Speaking at the launch, Carlos del Castillo, Officer in Charge of the UNDP in Guyana, thanked the minister for participating. He said that the report is an independent publication commissioned by UNDP. “HDR is recognised as an independent intellectual exercise and an important tool for raising awareness about human development around the world. It is translated into more than a dozen languages and launched in more than 100 countries every year,” he said.

He said that the 2011 report focuses on the challenges of sustainable and equitable progress.

“Human development, which is about expanding people’s choices, builds on shared natural resources.

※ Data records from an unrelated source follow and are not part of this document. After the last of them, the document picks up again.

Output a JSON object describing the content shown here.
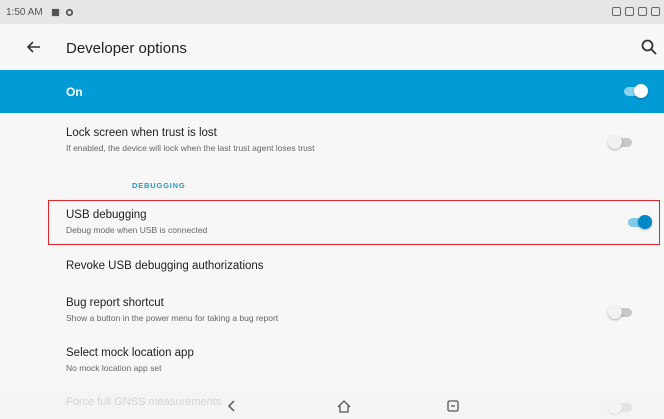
{
  "status_bar": {
    "time": "1:50 AM"
  },
  "app_bar": {
    "title": "Developer options"
  },
  "master_switch": {
    "label": "On",
    "state": "on"
  },
  "settings": {
    "lock_screen": {
      "title": "Lock screen when trust is lost",
      "summary": "If enabled, the device will lock when the last trust agent loses trust",
      "state": "off"
    },
    "section_debugging": "DEBUGGING",
    "usb_debugging": {
      "title": "USB debugging",
      "summary": "Debug mode when USB is connected",
      "state": "on"
    },
    "revoke_usb": {
      "title": "Revoke USB debugging authorizations"
    },
    "bug_report": {
      "title": "Bug report shortcut",
      "summary": "Show a button in the power menu for taking a bug report",
      "state": "off"
    },
    "mock_location": {
      "title": "Select mock location app",
      "summary": "No mock location app set"
    },
    "gnss": {
      "title": "Force full GNSS measurements"
    }
  },
  "colors": {
    "accent": "#029bd6",
    "highlight_border": "#e3242b"
  },
  "icons": [
    "back-arrow-icon",
    "search-icon",
    "nav-back-icon",
    "nav-home-icon",
    "nav-recents-icon"
  ]
}
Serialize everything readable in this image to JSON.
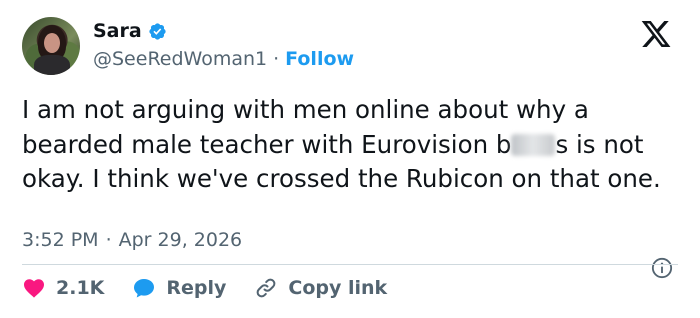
{
  "author": {
    "name": "Sara",
    "handle": "@SeeRedWoman1",
    "separator": "·",
    "follow_label": "Follow"
  },
  "tweet": {
    "text_part1": "I am not arguing with men online about why a bearded male teacher with Eurovision b",
    "text_part2": "s is not okay. I think we've crossed the Rubicon on that one."
  },
  "meta": {
    "time": "3:52 PM",
    "separator": "·",
    "date": "Apr 29, 2026"
  },
  "actions": {
    "likes": "2.1K",
    "reply_label": "Reply",
    "copy_link_label": "Copy link"
  },
  "colors": {
    "accent": "#1d9bf0",
    "like": "#f91880",
    "muted": "#536471",
    "text": "#0f1419"
  },
  "icons": {
    "verified": "verified-badge-icon",
    "logo": "x-logo-icon",
    "info": "info-icon",
    "like": "heart-icon",
    "reply": "speech-bubble-icon",
    "copy_link": "link-icon"
  }
}
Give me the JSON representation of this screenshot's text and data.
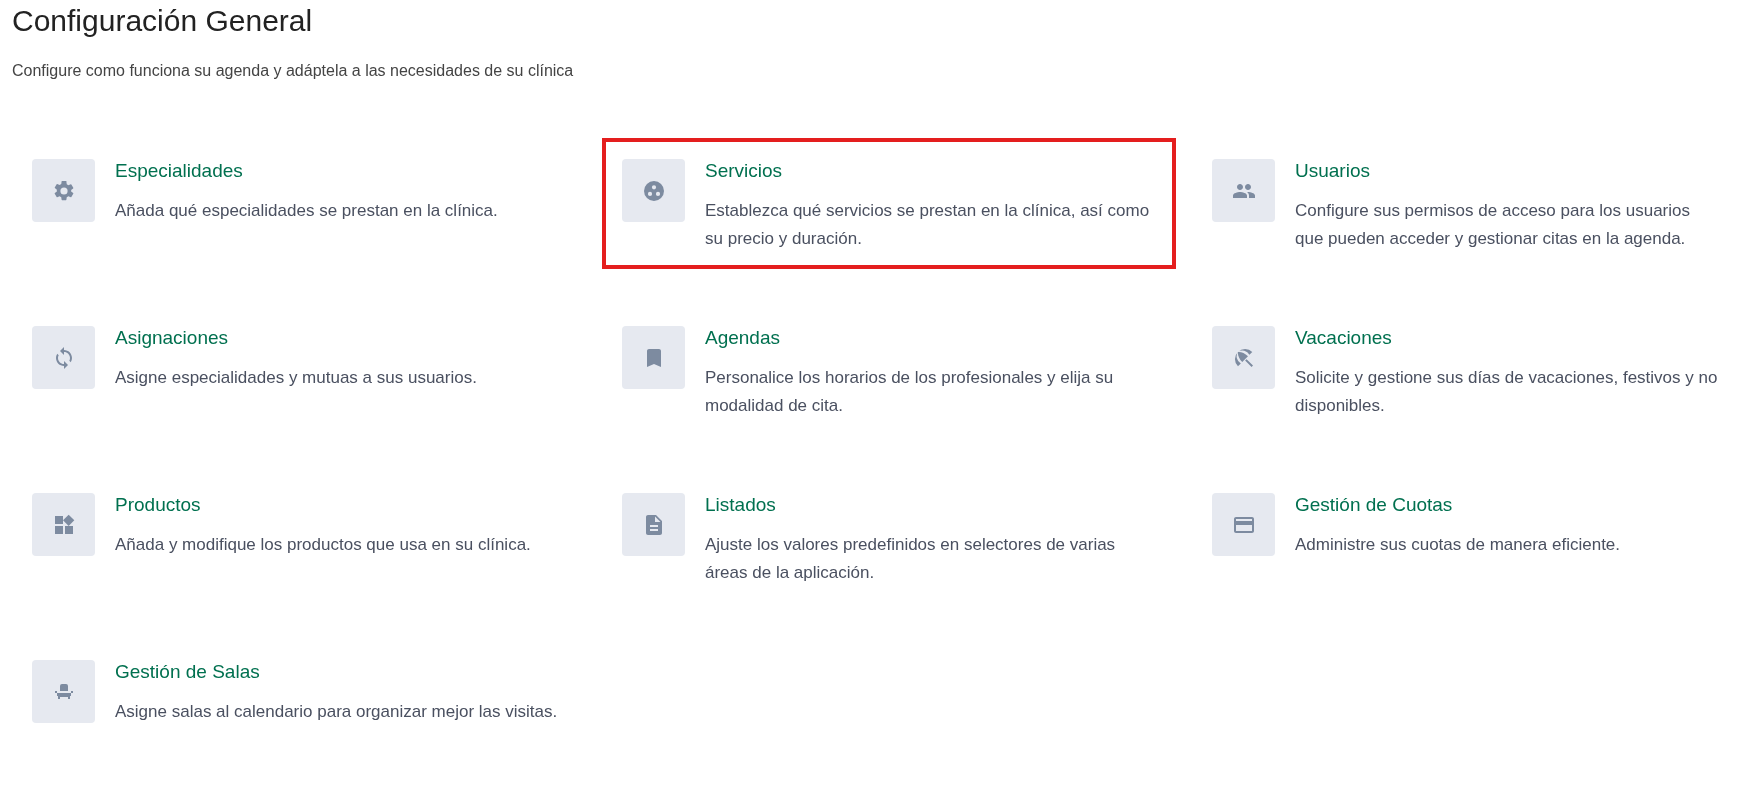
{
  "page": {
    "title": "Configuración General",
    "subtitle": "Configure como funciona su agenda y adáptela a las necesidades de su clínica"
  },
  "sections": [
    {
      "title": "Especialidades",
      "description": "Añada qué especialidades se prestan en la clínica.",
      "highlighted": false
    },
    {
      "title": "Servicios",
      "description": "Establezca qué servicios se prestan en la clínica, así como su precio y duración.",
      "highlighted": true
    },
    {
      "title": "Usuarios",
      "description": "Configure sus permisos de acceso para los usuarios que pueden acceder y gestionar citas en la agenda.",
      "highlighted": false
    },
    {
      "title": "Asignaciones",
      "description": "Asigne especialidades y mutuas a sus usuarios.",
      "highlighted": false
    },
    {
      "title": "Agendas",
      "description": "Personalice los horarios de los profesionales y elija su modalidad de cita.",
      "highlighted": false
    },
    {
      "title": "Vacaciones",
      "description": "Solicite y gestione sus días de vacaciones, festivos y no disponibles.",
      "highlighted": false
    },
    {
      "title": "Productos",
      "description": "Añada y modifique los productos que usa en su clínica.",
      "highlighted": false
    },
    {
      "title": "Listados",
      "description": "Ajuste los valores predefinidos en selectores de varias áreas de la aplicación.",
      "highlighted": false
    },
    {
      "title": "Gestión de Cuotas",
      "description": "Administre sus cuotas de manera eficiente.",
      "highlighted": false
    },
    {
      "title": "Gestión de Salas",
      "description": "Asigne salas al calendario para organizar mejor las visitas.",
      "highlighted": false
    }
  ]
}
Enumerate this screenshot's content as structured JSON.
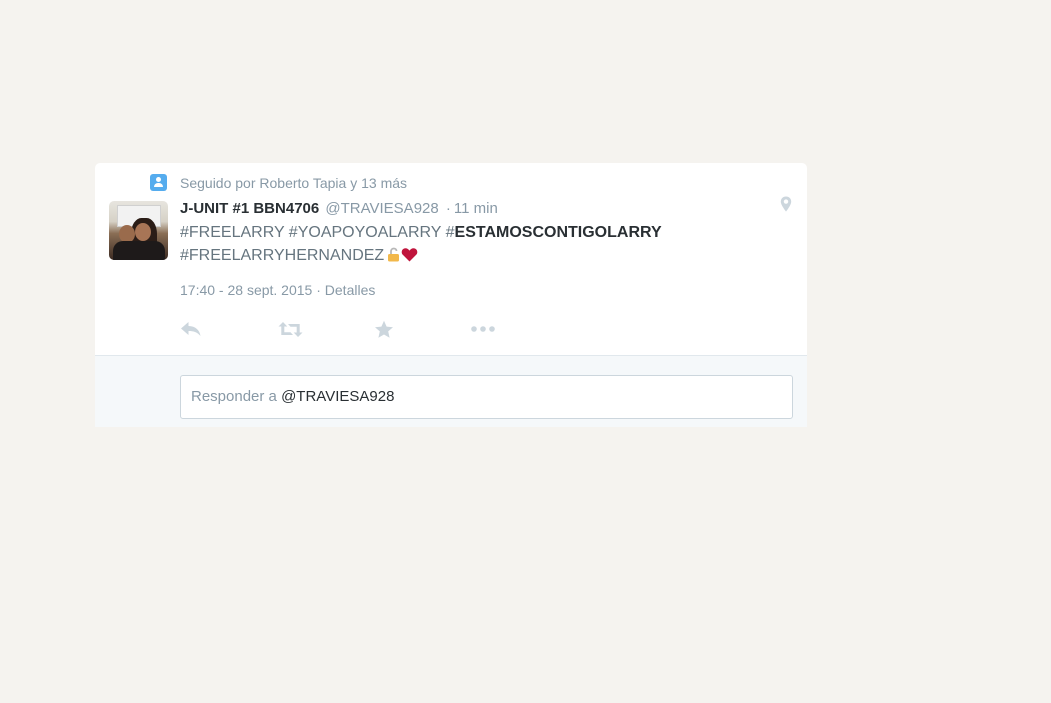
{
  "context": {
    "icon": "person-icon",
    "prefix": "Seguido por",
    "name": "Roberto Tapia",
    "suffix": "y 13 más"
  },
  "tweet": {
    "fullname": "J-UNIT #1 BBN4706",
    "username": "@TRAVIESA928",
    "separator": "·",
    "time": "11 min",
    "hashtags": [
      "#FREELARRY",
      "#YOAPOYOALARRY",
      "#ESTAMOSCONTIGOLARRY",
      "#FREELARRYHERNANDEZ"
    ],
    "emoji": [
      "unlocked-lock-icon",
      "red-heart-icon"
    ],
    "date": "17:40 - 28 sept. 2015",
    "meta_separator": "·",
    "details_link": "Detalles"
  },
  "actions": {
    "reply": "reply-icon",
    "retweet": "retweet-icon",
    "favorite": "star-icon",
    "more": "more-icon"
  },
  "reply_box": {
    "placeholder_prefix": "Responder a",
    "mention": "@TRAVIESA928"
  },
  "colors": {
    "background": "#f5f3ef",
    "card": "#ffffff",
    "accent": "#55acee",
    "muted": "#8899a6",
    "heart": "#c0143c"
  }
}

Promoting human development requires addressing sustainability locally, nationally and globally, and this can and should be done in ways that are equitable and empowering,” he said.

“This year, the intersection between environmental sustainability and equity were explored, he said, adding that sustainability is valued because future generations should have at least the same possibilities as people today.

“Similarly, all inequitable practices are unjust. People’s chances of better lives should not be constrained by factors that are outside of their control,” he said, speaking of the need for equity.
Original Post
quote:

The report said too that Guyana’s human development index (HDI) has improved during the past two decades. It moved from 0.489 in 1990, to 0.579 in 2000, to 0.629 in 2010, and then to 0.633 in 2011.

“We in Guyana are especially pleased to receive this report. We have historically, over the years, found the Human Development Report and products of its kind coming out of the United Nations system to be extremely useful tools in the crafting of our own development policy, and extremely valuable sources of information in our own policy making processes,” Dr. Singh said.

quote:

The main messages of the 2011 study are that progress in human development is threatened by environmental and inequality threats; environmental threats hurt the poorest most; development aspirations of poor people must go hand in hand with enhanced sustainability; and equity and sustainability are inextricably linked and one must be achieved with the other.